Even the Zodiac had overreached itself. Events had moved too quickly for its reckonings. Accustomed to know beforehand what was going to happen and therefore how to turn everything to profit, the Twelve now found themselves unable to keep pace with the changes taking place simultaneously at all points of the globe. They had wanted revolutions, but ordered revolutions exploding like time fuses at the appointed moment. They had wanted wars, but wars carried out on fixed lines, of which they could calculate the outcome, not sporadic wars breaking out here and there like heath fires in all directions at once. They had wanted to destroy the British Empire, but only in so far as it was British, preserving the framework so that they might take it over. They did not want it reduced to scrap-iron of which no use could be made.
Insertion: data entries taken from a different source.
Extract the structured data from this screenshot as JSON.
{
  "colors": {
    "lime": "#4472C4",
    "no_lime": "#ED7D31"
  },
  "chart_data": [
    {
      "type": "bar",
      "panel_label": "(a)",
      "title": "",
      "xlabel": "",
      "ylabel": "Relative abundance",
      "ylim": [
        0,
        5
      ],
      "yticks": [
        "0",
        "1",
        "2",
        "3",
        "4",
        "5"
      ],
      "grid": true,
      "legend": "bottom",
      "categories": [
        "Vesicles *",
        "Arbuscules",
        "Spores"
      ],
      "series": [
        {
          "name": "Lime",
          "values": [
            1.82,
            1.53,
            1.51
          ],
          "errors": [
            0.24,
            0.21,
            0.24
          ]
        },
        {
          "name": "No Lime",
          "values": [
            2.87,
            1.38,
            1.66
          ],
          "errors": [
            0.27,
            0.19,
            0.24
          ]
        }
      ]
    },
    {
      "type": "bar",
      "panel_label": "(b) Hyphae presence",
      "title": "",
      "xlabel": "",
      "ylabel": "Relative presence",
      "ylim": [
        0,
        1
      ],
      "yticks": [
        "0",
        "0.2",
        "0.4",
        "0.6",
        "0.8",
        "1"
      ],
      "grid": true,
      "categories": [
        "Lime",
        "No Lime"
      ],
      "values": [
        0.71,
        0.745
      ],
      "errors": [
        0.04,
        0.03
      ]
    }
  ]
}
For the Zodiac had set out to rule the world and they had come to reign over ruins. The disciplined organisation they once held at their disposal had been broken up, their agents and agitators, formerly brigaded and prompt to obey, had been reduced to a disorderly rabble. The industries they controlled had been thrown out of gear. The spider’s web of finance they had spread out all over the world was breaking at every point. The fabulous wealth they had amassed had turned to dust; their stores of gold could purchase nothing. Of what use to Virgo were munition works, coal mines, and railways in a dozen different countries, when the workers in them could not be depended on for a moment? How was Aries to carry on his operations in Wall Street if the New York Stock Exchange had closed down? How could Scorpio reap the benefit of the boycott of British goods in the East when India and China were in a state of anarchy? How was Sagittarius to ring up Buenos Ayres if the Argentine telephone system had been put out of action that day by revolutionaries? And how were Libra, Gemini, and Aquarius to project thought over a demented multitude? The passivity on which they depended for mass propaganda had been dispelled; men were thinking at last, thinking furiously, for the day of words was done and grim realities stared them in the face.
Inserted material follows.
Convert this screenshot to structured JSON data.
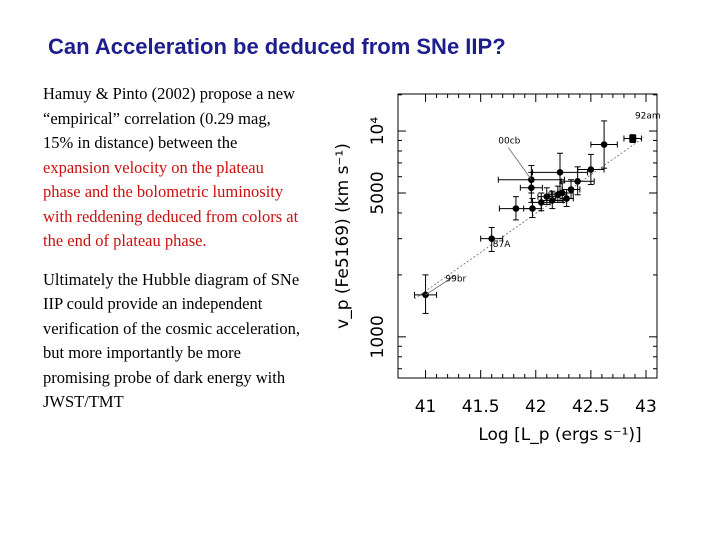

It was then that from an obscure centre in Italy the secret of the Zodiac was broadcasted to the world; the names of the Twelve and their scheme of world power were published in a score of languages. Then the tide of human passions that the Zodiac had set in motion turned against themselves. Their agents in the Kremlin, no longer able to maintain discipline in the Red Army, were massacred by mutineers from within its ranks; peasant riots and pogroms broke out everywhere. In New York, Oscar and Isidore Franklin were lynched by a maddened crowd; in London Cancer was shot by a hungry workman; a bomb blew Pisces to bits in the streets of Cairo. Stricken with terror, Gemini swallowed poison, Aquarius blew out his brains, Libra died of shock. Gradually all the Twelve were removed from the earth’s surface. The Sun and Head of all lost his reason.
The world they left behind them was in chaos; civilisation had been set back a hundred years. But the power of the Zodiac was ended. Humanity was free to work out its own salvation.